Project Name: Iowa Army Ammunitions Plant Constructed Wetlands (Kiker et al 2001, Thompson, Moses and Howe 2003)
Location: Middletown, Iowa
Scientists: Dr. Steve Larson, Research Chemist with U.S. Army Corps of Engineers ERDC, Randy Sellers Biologist with the U.S. Army Corps of Engineers – Omaha, Jackson Kiker, Chemist formerly with the U.S. Army Corps of Engineers – Omaha, Don Moses, Civil Engineer, U.S. Army Corps of Engineers
Date installed: 1997
Planting Description: Constructed wetlands were created and new depressions were lined with soil collected from local lakes.
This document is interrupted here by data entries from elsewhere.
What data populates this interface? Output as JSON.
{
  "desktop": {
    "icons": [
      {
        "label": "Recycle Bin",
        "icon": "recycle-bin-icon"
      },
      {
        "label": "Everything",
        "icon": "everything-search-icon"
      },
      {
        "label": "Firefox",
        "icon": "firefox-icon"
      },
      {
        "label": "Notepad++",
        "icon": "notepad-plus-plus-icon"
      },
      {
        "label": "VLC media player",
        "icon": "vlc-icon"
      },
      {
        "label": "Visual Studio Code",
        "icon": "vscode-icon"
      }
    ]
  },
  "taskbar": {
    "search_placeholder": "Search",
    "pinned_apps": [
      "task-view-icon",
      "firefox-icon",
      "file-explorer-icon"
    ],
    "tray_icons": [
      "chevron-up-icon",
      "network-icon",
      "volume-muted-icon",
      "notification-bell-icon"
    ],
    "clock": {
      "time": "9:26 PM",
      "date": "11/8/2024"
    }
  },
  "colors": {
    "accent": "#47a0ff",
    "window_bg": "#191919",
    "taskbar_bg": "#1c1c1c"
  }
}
This provided a seed bank for future growth of wetland vegetation.
Dominant vegetation at the constructed wetlands is:
Rice Cutgrass (Lersia oryzoides), Smartweed (Polygonum punctatum), Reed canarygrass (Phalaris arundinacea), reshwater algae (Spirogyra spp), Barnyard Grass (Echinochloa crusgalli Michx.)Pondweed (Potemogeton sp.), Water Plantain (Alisma subcordatum), Arrowhead (Sagittaria sp.), Coontail (Ceratophylum demersum), Stonewart (Chara)
Amendments: Local lake sediments used as a seedbank
Contaminants: TNT 2,4,6 – Trinitrotoluene in soils and RDX Hexahydro – 1,3,5 – triazine within surface and groundwater
Target Media & Depth: Surface and groundwater. RDX levels reduced from 778 micrograms/liter to below 2 micrograms/liter from January to July of 1998 and reductions have continued through 2013 to meet regulatory discharge limits. TNT in soils has not been remediated.
The Iowa Army Ammunitions plant is a 19,000 acre facility in South Eastern Iowa that has produced ordnance and warheads for the Department of Defense since 1940. Isolated areas within the site were extensively contaminated with explosives related to the disposal of munitions, creating large volumes of wastewater containing TNT and RDX . Contaminated surface waters on the site were often referred to as “Pinkwater” due to the color change caused by explosives contamination. In 1990, the plant was listed by the US EPA as a Superfund site.
In 1997, two of the most contaminated areas of the Iowa Army Ammunitions plant – the Line 1 Impoundment and Line 800 Lagoon – were excavated to remove most of the contaminated soil. Instead of being backfilled, the areas were reclaimed as engineered wetlands that would treat contaminated surface and groundwater. This was the first full scale known phytotechnology system designed to treat explosives contaminated water. The goal was to reduce contamination levels to below the 2 ppb EPA health advisory lifetime level. Phytotechnology as a remediation option was chosen due to low cost. The excavated areas were lined with sediment from a nearby lake that acted as a seed source to spur the growth of wetland vegetation of over 50 different species. Line 1 is now a 3.6 acre constructed wetland, while Line 800 is a 5-acre wetland. Both are dominated by grasses and emergent vegetation. The wetlands have been successful in explosives reduction to meet regulatory discharge limits, except in winter when the planting vegetation is dormant. At these times of the year, the water must be held and discharged when the growing season again is underway.